Police is holding two Chinese nationals after they were intercepted last week with wildlife trophies at Entebbe International Airport.

By Gerald Tenywa

Police is holding two Chinese nationals after they were intercepted last week with wildlife trophies at Entebbe International Airport.


According to Moses Olinga, the law enforcement at the Uganda Wildlife Authority (UWA), the trophies included pieces of ivory that had been worked on into ornaments such as bangles, necklaces and decorations.

Also recovered from the suspected traffickers were pangolin scales amounting to one and half cups. The pangolin scales were stuffed in the socks of one of the suspects.

“We have stepped up action against poaching and illegal trade in wildlife trophies,” said Olinga, adding that this has made the traffickers to become more creative by turning ivory into ornaments. “Such people are spoiling the image of the country and threatening the tourism industry.”

He added, “Most of the ivory being recovered is traced back to Uganda but our country is used as a trafficking route. The elephant ivory comes from neighbouring countries.”

The two suspects, according to Olinga claimed that they bought the trophies from vendors selling wares along Luwum Street not knowing that they were purchasing contraband items.
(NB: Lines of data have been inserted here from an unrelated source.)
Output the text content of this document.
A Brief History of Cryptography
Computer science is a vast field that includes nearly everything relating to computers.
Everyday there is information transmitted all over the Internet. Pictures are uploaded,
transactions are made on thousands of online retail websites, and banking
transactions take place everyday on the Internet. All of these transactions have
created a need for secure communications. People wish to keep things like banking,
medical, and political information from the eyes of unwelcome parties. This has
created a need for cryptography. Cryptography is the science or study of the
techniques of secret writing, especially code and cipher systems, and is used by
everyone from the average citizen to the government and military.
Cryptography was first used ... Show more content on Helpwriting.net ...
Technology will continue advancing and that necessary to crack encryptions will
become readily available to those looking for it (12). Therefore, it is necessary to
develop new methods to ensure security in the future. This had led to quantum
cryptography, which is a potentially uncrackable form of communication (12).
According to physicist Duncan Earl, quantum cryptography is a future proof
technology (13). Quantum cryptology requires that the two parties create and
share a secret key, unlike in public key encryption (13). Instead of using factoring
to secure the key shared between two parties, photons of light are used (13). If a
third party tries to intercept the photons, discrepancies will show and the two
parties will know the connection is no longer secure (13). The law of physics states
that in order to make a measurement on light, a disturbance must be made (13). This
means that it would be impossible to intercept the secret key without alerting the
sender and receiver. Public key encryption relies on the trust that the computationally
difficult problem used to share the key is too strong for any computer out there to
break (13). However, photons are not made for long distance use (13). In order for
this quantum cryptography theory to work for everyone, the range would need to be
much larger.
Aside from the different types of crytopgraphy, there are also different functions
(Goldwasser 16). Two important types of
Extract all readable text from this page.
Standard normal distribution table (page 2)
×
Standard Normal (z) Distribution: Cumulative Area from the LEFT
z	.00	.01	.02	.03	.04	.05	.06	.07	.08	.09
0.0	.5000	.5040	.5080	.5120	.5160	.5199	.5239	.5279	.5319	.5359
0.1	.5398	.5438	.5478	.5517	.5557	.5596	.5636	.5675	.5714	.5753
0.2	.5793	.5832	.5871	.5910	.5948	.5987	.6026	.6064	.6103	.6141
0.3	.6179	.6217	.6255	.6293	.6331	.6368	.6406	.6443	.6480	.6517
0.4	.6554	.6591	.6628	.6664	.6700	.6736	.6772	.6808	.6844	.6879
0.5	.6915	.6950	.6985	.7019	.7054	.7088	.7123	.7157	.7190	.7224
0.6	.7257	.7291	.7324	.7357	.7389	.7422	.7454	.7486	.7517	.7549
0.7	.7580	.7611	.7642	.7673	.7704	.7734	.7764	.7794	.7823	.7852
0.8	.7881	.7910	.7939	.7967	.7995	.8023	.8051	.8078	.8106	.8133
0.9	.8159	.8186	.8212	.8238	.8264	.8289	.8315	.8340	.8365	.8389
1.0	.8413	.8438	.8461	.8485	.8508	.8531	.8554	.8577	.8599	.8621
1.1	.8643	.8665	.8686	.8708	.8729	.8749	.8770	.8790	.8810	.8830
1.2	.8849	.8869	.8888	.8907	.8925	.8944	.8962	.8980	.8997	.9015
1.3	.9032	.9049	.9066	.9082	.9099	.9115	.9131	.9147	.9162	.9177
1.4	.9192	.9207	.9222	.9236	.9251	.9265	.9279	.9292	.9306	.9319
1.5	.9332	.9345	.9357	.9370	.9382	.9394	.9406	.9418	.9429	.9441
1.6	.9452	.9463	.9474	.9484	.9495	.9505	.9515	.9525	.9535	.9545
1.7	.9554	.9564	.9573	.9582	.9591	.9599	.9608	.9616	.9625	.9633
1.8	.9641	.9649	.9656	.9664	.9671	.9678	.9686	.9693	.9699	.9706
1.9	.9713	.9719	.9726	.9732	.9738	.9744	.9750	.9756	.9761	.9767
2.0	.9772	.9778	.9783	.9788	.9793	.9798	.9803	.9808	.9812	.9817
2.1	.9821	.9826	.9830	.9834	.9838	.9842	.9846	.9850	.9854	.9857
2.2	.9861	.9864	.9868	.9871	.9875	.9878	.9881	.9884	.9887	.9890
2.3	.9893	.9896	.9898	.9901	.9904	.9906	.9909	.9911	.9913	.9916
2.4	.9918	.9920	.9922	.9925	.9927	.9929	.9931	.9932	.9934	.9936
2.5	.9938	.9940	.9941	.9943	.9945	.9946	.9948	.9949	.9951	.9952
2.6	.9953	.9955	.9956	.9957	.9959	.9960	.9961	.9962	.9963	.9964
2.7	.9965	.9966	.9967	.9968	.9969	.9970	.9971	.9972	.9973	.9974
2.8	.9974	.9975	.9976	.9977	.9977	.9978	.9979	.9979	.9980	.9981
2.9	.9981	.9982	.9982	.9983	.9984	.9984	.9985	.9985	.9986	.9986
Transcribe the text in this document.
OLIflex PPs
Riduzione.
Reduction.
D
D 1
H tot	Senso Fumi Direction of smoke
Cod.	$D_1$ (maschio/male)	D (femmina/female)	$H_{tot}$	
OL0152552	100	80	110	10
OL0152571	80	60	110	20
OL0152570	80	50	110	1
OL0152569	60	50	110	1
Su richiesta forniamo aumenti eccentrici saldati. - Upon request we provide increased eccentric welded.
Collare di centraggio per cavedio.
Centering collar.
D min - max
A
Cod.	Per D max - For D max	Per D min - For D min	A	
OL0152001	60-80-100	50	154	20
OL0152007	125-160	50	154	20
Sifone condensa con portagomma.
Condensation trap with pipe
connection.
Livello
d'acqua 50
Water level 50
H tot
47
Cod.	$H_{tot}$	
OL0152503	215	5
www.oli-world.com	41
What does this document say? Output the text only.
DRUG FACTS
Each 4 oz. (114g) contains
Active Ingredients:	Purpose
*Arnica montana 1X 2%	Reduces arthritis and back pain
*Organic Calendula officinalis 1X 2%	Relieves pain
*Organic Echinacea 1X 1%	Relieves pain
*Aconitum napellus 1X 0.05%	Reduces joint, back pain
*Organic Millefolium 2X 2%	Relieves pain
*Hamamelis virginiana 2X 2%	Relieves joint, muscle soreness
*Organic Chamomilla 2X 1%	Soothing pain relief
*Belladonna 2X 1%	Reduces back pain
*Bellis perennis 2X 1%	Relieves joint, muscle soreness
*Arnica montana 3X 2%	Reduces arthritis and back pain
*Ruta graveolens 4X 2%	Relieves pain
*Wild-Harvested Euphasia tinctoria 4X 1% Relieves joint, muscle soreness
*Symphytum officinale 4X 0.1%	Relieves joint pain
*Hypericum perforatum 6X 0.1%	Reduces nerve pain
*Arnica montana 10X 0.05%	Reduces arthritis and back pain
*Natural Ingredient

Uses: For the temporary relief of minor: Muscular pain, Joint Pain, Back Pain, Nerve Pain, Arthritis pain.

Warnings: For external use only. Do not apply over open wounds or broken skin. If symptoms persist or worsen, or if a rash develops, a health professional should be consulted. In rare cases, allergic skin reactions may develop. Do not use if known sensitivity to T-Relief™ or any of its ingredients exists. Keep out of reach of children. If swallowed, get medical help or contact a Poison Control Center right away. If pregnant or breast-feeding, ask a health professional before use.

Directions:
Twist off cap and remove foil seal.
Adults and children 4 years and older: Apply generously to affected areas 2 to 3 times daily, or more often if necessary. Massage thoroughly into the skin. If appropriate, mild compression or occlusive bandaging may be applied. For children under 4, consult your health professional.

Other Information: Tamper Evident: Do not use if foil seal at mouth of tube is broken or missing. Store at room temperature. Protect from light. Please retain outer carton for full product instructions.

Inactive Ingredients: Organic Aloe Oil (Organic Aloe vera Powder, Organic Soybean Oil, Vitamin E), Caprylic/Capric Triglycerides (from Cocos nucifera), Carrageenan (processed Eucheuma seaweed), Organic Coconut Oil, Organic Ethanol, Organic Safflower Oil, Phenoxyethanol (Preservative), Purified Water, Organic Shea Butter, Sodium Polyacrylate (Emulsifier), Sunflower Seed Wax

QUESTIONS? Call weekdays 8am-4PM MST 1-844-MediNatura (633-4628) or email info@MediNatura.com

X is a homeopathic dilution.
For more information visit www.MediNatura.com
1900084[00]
According to CITES, elephants are endangered species meaning that if nothing is done to protect them or their habitats they are likely to be wiped off the face of the earth.

The trade elephant ivory, which is flourishing as a result of increasing demand for status symbols crafted out of ivory in Asian countries particularly China.

Sources say pangolin scales and hippo teeth are also highly demanded to make valuable items such chop sticks, necklaces, bracelets, ear rings and bangles.

Currently estimated at 5,000, Uganda’s elephant population had declined to only 2,000 in 1982, following years of political turmoil and civil unrest.

The population is still below that of the 1960s, wildlife officials say, but the increase is attributed to breeding of more elephants due to improved conservation interventions.

About 20,000 elephants roamed Uganda’s large parks such as Queen Elizabeth, Murchison, Tooro-Semuliki and Kidepo in the 1960s.